I’m preaching tomorrow, and I’m involved in my normal sermon preparation: read the lessons, read a sermon, read the lessons, read some commentary, and read some more. As I have read, I have noted what people say about the Gospel story of the paralytic with four friends. They take him to Jesus’s home, and can’t get in for the crowd. So, they take him up the back stairs, open up the roof, lower him into the middle of the gathering, and Jesus heals him. It’s a well known healing story. And most of the commentators and preachers I’m reading are emphasizing the healing power of Jesus, the importance of forgiveness, and the persistent faith of the four friends.
Now, I’m aware of those aspects. I may yet end up preaching on one of them. At the same time, none of those things are first in my reflection. What has struck me is the image of Jesus, sitting in his living room (or on his covered patio, depending on whom you read) while his roof is being removed.
Now, this can’t have been a simple or quiet process. As I read, your typical Galilean roof was composed of several layers. Heavy beams were laid as the primary structural strength. Across the beams were laid smaller branches and twigs. These had to have been reasonably substantial themselves, and/or relatively thick, because people commonly walked on these roofs, and often used them in the summer as we would use a deck or sleeping porch. Finally, this was covered with a layer of clay or packed earth. This was thick enough to keep out the occasional rain or for grass to grow in. It was also packed, and would have had to have been strong enough that it didn’t crack or shatter as people walked on it. All in all, it had to have been a pretty substantial construction, something that would have taken some real time and trouble to get through.
So, here is Jesus, sitting at home, surrounded by people who wanted to hear him, to touch him, to know him. Mark suggests it is a pretty good crowd, filling the house and overflowing into the street in front. The door is clogged with bodies, as are the windows, stubborn listeners determined to catch every word, to see any miracle that might occur. To this scene come four men carrying a fifth on a litter. Who knows what the paralyzed man wanted? It’s almost as if no one asked him. But his four friends are determined. They can’t get in the door. They can’t get in the windows. So they climb up the back stairs and begin coming through the roof. Hard packed clay, branches and twigs of various sizes, perhaps another layer of clay like plaster, sealing the branches from underneath: this has to take some time and make some noise.
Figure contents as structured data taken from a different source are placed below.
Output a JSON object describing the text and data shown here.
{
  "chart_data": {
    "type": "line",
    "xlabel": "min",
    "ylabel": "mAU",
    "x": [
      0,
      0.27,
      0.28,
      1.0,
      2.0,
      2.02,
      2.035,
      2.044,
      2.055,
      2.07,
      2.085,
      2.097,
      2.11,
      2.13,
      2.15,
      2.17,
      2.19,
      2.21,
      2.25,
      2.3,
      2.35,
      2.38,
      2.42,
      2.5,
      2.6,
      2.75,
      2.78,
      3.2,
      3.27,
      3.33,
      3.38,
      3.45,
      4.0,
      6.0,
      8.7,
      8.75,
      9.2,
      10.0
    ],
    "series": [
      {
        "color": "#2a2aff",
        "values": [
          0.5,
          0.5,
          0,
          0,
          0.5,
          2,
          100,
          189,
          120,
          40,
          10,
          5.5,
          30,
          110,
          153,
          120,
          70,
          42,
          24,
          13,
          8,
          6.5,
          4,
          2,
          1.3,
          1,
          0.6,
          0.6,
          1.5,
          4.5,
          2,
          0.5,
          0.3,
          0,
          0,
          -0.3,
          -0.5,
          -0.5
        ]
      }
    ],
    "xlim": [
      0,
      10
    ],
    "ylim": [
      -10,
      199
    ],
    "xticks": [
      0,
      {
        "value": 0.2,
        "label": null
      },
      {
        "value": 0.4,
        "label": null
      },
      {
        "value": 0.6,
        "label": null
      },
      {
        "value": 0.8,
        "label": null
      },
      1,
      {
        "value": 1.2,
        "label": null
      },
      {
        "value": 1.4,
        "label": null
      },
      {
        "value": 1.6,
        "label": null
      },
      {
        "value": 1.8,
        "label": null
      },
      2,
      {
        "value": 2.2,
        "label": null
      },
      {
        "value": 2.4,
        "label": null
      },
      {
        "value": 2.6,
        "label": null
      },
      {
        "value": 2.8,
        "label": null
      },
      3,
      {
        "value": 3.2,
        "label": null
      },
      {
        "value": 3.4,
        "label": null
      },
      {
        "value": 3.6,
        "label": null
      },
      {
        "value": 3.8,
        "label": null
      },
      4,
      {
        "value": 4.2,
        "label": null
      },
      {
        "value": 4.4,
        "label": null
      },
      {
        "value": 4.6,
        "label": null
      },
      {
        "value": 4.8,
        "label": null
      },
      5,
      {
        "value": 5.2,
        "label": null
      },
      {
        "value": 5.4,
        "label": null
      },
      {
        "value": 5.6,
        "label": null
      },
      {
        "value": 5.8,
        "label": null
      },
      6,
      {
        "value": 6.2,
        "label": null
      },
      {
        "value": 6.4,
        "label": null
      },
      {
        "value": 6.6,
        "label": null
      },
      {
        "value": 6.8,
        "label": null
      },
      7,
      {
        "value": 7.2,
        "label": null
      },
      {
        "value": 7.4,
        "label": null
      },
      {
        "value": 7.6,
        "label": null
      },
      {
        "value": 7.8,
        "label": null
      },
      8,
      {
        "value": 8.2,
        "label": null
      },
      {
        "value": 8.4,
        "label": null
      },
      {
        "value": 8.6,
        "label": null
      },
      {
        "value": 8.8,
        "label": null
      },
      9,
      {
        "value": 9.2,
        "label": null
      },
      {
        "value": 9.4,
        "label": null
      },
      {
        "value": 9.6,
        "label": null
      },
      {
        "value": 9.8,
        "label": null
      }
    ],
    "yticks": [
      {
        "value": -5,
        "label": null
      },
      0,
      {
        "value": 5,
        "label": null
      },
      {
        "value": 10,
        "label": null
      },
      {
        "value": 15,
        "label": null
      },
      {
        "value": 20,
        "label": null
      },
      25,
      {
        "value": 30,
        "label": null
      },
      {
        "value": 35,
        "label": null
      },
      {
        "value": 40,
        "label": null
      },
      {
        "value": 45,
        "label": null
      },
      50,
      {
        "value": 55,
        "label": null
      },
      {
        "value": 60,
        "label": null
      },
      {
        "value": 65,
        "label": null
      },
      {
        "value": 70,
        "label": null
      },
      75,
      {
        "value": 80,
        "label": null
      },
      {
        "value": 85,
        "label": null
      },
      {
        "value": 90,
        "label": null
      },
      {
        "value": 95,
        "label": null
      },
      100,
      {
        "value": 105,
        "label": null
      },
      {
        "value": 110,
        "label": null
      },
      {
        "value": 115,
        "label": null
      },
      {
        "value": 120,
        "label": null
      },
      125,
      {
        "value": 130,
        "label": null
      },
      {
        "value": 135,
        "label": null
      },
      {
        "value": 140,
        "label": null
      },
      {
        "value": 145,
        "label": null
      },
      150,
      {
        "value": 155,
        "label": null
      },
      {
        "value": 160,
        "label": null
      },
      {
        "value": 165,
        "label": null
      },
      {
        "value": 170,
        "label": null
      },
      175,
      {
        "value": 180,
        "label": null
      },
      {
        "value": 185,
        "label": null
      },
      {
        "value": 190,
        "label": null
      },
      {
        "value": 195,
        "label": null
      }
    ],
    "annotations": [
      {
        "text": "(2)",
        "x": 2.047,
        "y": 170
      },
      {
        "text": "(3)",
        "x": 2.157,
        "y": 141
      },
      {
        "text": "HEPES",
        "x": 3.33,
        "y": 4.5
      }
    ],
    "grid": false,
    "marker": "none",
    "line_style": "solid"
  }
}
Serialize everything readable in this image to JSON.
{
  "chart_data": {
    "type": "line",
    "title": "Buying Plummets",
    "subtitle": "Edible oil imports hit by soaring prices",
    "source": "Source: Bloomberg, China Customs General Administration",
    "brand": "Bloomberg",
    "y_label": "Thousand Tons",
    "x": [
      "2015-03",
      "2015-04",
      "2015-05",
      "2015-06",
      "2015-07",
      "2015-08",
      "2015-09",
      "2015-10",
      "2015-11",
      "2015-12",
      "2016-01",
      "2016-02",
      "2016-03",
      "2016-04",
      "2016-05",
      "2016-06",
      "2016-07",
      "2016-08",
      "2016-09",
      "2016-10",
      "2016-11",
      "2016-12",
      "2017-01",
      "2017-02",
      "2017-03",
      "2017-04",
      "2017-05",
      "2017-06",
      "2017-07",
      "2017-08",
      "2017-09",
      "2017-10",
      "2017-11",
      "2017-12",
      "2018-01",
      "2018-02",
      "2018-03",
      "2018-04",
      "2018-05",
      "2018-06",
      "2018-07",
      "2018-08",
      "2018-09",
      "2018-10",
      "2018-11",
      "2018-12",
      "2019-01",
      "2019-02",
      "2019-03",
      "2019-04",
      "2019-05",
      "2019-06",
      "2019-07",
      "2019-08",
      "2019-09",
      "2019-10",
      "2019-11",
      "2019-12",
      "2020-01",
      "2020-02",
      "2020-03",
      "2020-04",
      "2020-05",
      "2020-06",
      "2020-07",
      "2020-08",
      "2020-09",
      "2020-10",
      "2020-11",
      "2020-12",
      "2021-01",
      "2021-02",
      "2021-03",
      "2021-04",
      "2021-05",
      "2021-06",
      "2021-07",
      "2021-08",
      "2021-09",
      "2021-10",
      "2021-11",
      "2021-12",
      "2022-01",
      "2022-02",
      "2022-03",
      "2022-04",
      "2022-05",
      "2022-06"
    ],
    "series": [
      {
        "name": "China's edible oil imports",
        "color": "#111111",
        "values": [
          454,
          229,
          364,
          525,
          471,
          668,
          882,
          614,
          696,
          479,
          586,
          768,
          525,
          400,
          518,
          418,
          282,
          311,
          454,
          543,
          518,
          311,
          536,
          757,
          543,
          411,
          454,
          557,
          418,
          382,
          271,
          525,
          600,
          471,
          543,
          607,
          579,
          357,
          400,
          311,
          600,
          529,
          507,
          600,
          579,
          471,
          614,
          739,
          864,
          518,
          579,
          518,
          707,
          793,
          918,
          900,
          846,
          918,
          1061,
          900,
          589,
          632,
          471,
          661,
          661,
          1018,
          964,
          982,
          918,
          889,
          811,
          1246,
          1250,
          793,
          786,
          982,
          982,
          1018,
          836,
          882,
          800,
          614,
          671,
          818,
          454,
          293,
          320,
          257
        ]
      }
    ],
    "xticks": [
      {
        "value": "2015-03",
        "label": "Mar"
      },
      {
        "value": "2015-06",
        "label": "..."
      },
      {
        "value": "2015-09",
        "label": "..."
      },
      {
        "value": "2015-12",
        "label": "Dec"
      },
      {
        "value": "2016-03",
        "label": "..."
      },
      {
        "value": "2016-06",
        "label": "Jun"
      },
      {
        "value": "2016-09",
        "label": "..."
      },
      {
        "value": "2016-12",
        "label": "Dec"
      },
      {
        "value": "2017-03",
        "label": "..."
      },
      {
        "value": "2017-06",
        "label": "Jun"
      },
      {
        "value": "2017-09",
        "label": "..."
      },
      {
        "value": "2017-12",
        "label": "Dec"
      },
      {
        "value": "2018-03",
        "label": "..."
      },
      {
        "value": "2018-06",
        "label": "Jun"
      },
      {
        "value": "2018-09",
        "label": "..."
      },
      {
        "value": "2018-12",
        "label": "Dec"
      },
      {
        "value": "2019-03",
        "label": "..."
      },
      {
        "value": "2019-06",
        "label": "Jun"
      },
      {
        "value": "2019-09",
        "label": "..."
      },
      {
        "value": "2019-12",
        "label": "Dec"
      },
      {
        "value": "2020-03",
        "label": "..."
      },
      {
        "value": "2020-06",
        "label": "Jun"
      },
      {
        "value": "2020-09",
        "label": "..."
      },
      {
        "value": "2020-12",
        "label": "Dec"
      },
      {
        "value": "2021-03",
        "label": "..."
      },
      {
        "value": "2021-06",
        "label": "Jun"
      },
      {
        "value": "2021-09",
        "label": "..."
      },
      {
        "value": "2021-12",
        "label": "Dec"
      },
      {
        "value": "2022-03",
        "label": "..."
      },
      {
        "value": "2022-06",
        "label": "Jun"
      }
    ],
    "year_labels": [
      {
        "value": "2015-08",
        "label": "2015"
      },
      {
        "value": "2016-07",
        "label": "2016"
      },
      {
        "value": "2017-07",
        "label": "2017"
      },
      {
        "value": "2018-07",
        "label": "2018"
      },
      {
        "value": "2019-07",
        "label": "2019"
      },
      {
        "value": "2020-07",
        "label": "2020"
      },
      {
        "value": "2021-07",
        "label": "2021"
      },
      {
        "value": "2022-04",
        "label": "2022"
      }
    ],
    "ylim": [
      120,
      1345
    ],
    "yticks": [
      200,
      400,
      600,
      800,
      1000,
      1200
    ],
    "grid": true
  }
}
So, here, again, is Jesus. Would he have noticed the feet on the back stairs, the steps on the roof? They were common enough sounds, so common perhaps as to bring no notice. But at some point, some hammering starts above his head: worn, calloused heels and fists pounding at, peeling at the clay surface. At some point, clay and twigs and dust must begin to flake down, first in specks and then in chunks. At some point, people around Jesus begin looking up. Jesus begins looking up, to see his own roof disappearing in pieces, some up out of sight, some down into his own hair and ears and eyes.
What is Jesus thinking at this? Is he impressed at their determination? Is he angry at the damage to his home? Is he bemused at first, as uncertain as anyone else at what’s happening? Does he clear the floor as the hole grows bigger and bigger, big enough to get a stretcher through? Does he keep teaching, finding new inspiration in the events taking place over his head? He doesn’t send up a delegation, either to stop the destruction or to bring these vandals down. Apparently, he watches and waits, perhaps amused by the trouble these people are willing to go through, perhaps frustrated at the crowds that they can’t get through.
And suddenly a body comes through the ceiling – the first friend, there to catch and guide down the litter to which the paralyzed man is tied. Perhaps a second comes down, helping to ease the litter down, protecting the patient. Or perhaps some of the members of the crowd help catch – perhaps Jesus himself. Perhaps the first time Jesus touches this man is to help him come down safely, gently through Jesus’s own ceiling.
We know the rest of the story: Jesus first proclaims the paralytic’s sins forgiven, and then, in the face of the scandal expressed by the scribes, tells him “Take up your litter and walk home.” Surely the point is the forgiveness of God, confirmed by the healing acts of Christ. Still, I am in awe enough of the simple grace and hospitality of Jesus, who can stand there calmly while his own home is damaged, vandalized, made vulnerable, and still have the grace to welcome and touch and heal and forgive this man, and send him walking out through the crowd that wouldn’t allow him to be carried in.
That hospitality seems as much an expression of God’s acceptance of sinners as anything that follows. That simple, powerful acceptance speaks as much to me in my sinfullness as Jesus's words to the paralytic. Sure, I want to take up my litter and walk. But I'm powerfully grateful for what has to happen first: that Jesus is willing simply to have me come. For that welcome, that hospitality, in the face of all it costs, give praise and thanks to God.